Taken for Granite > Rotting Corpse Takes Manhattan
Death of the Common Culture or How the Internet Will Destroy Civilization
RottingCorpse:
I'm swamped with shit to do so this is going to be curt.
Nacho and I have had a back and forth for weeks about the lack of a common culture. Basically I've come to the conclusion that the internet which was supposed to save us had made everything suck from horror movies to politics. Nacho doesn't disagree necessarily, but like to see how close he can get me to pissing on a cop car.
Anyway, the brunt of my argument is that we have no common culture anymore because everything is a niche. No more Who Shot JR?/ Who Killed Laura Palmer? moments. No common ground for anybody to agree upon.
Anyway, I ran across this and thought it valid to the "no common culture/why the internet sucks when it was supposed to be awesome" argument.
The irony that it comes from Cracked.com is not lost on me.
--- Quote ---4 Awful Ways The Internet Is Tainting Everything Else
--- End quote ---
http://www.cracked.com/blog/4-awful-ways-internet-tainting-everything-else/
nacho:
We're blaming the internet for what it always did from day one and not the fact that the Beatles are selling sneakers and MLK is selling cell phones? That's the death of culture.
nacho:
And how about today's news that 20% of US adults do not use the internet at all? And that the trend is showing a departure from net usage among adults?
Certainly, in my own group of friends, I know people who do not use the internet at all (or only in a very limited capacity). And I know three people who have "downgraded" their smartphones to normal phones. That's something I've been hearing alot of lately.
I would put forward the argument that blaming the internet might be a bit of projection on your part. You're too plugged in, and therefore assume it's the problem (because, yes, it does feel wrong and unnatural, doesn't it?).
So that rounds back onto my belief that the death of common culture is a larger, more social problem rooted in the government, corporations, and our own complicity with them.
nacho:
Watching the seventh Doctor episode Paradise Towers (based on High Rise by J.G. Ballard) right now and it hit me -- Jesus! RC needs to read his Ballard! Ballard was writing about how technology is destroying us (and our common culture) as it advances beyond our capacity to live normally way back in the 70's Specifically in three of his bigger novels:
High-Rise: A Novel, about a futuristic mega apartment complex with all the comforts built in -- supermarket, rec center, etc -- so it's completely self contained and has the latest techno whiz-bangs. Inside, humanity devolves into savagery, and the residents become part of a sort of uber-Lord of the Flies tale.
Concrete Island: A Novel in which a man crashes his car into the dead zone median strip between highways and goes native. (This was the inspiration for the Korean dramedy "Castaway on the Moon" which is watch instant on Netflix. In that, a man jumps off a bridge, fails to die, and wakes up on a junk-filled island in the middle of a river running through a major city...and goes native.)

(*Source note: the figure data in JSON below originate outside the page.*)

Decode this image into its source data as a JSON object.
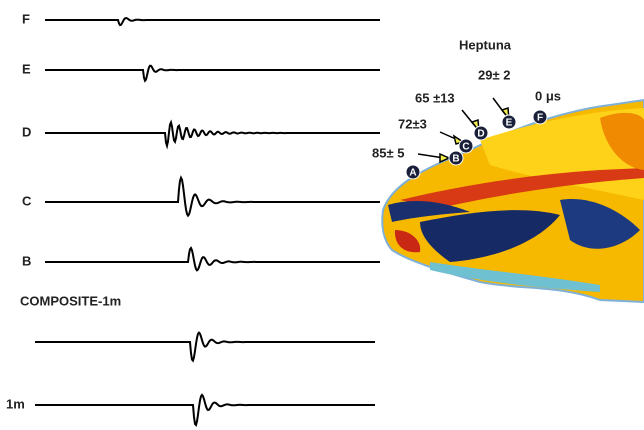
{
  "traces": [
    {
      "label": "F"
    },
    {
      "label": "E"
    },
    {
      "label": "D"
    },
    {
      "label": "C"
    },
    {
      "label": "B"
    }
  ],
  "composite": {
    "title": "COMPOSITE-1m",
    "label": "1m"
  },
  "figure": {
    "title": "Heptuna",
    "annotations": [
      "29± 2",
      "0 μs",
      "65 ±13",
      "72±3",
      "85± 5"
    ],
    "nodes": [
      "A",
      "B",
      "C",
      "D",
      "E",
      "F"
    ]
  }
}
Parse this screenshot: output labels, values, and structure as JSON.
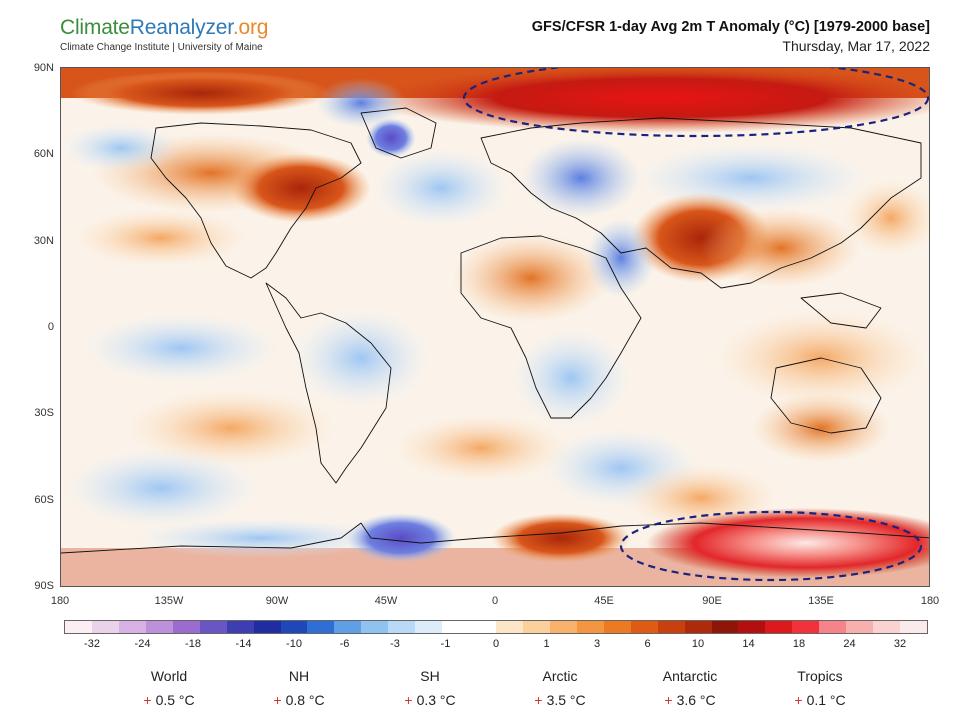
{
  "header": {
    "logo_part1": "Climate",
    "logo_part2": "Reanalyzer",
    "logo_part3": ".org",
    "logo_subtitle": "Climate Change Institute | University of Maine",
    "title": "GFS/CFSR 1-day Avg 2m T Anomaly (°C) [1979-2000 base]",
    "date": "Thursday, Mar 17, 2022"
  },
  "map": {
    "lat_labels": [
      "90N",
      "60N",
      "30N",
      "0",
      "30S",
      "60S",
      "90S"
    ],
    "lon_labels": [
      "180",
      "135W",
      "90W",
      "45W",
      "0",
      "45E",
      "90E",
      "135E",
      "180"
    ],
    "highlight_regions": [
      "arctic-warm-anomaly",
      "antarctic-warm-anomaly"
    ],
    "highlight_color": "#1a237e"
  },
  "legend": {
    "ticks": [
      "-32",
      "-24",
      "-18",
      "-14",
      "-10",
      "-6",
      "-3",
      "-1",
      "0",
      "1",
      "3",
      "6",
      "10",
      "14",
      "18",
      "24",
      "32"
    ],
    "colors": [
      "#fbeef5",
      "#ead2ea",
      "#d8b2e4",
      "#be8fdb",
      "#9b6bd0",
      "#6a55c4",
      "#3c3eb1",
      "#1f2da0",
      "#1f47b8",
      "#2f6fd4",
      "#5e9fe6",
      "#8fc2f0",
      "#b9daf6",
      "#dcecfa",
      "#ffffff",
      "#ffffff",
      "#fde6c8",
      "#fcd09c",
      "#f8b26b",
      "#f39541",
      "#eb7a22",
      "#dd5b13",
      "#c7400d",
      "#ad2a0a",
      "#8e1608",
      "#b30f10",
      "#dc1a1c",
      "#f2323a",
      "#f5848a",
      "#f7b0ad",
      "#fad3d0",
      "#fbeaec"
    ]
  },
  "stats": [
    {
      "name": "World",
      "value": "0.5 °C"
    },
    {
      "name": "NH",
      "value": "0.8 °C"
    },
    {
      "name": "SH",
      "value": "0.3 °C"
    },
    {
      "name": "Arctic",
      "value": "3.5 °C"
    },
    {
      "name": "Antarctic",
      "value": "3.6 °C"
    },
    {
      "name": "Tropics",
      "value": "0.1 °C"
    }
  ],
  "stat_sign": "+"
}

Finally, we have Crash: A Novel which, in my opinion, Cronenberg ruined. He focused on the twisted sex and not the overall lesson of the book -- that mankind cannot survive our crippling dependence on gadgets and technology.
Reginald McGraw:
I would argue that choosing the "No Internet" option immediately makes you a dinosaur. (Probably in the same way that I feel someone who says "The [Democrats/Republicans] are the big problem with our country!" has little to add to any political argument.) Those people are choosing to decline in relevance and impact on whatever "common culture" there might be. They are saying (in our generation's terms) "No, no microwaves and VCR clocks are just too much information for me to cope with. I'll stick with cooking on the stove top and who cares if my VCR blinks '12:00' all the time?'" Yeah, maybe they will find some way to assimilate back into the mainstream in a limited way, but not in the sense of participating in how culture is steered.
For a growing percentage of people, "There's an App for that," is how we solve problems. Certainly not a perfect solution by any means, but to overlook it as a fad is naive. It is a mass testing of a new way of operating and I believe that it (like microwave ovens) will eventually find it's place in less manic, more productive ways.
I do see the current "common culture" of America as seemingly rooted in sit-coms and viral YouTube videos, but hey, isn't that what "Cult Culture with the Freaks" is all about?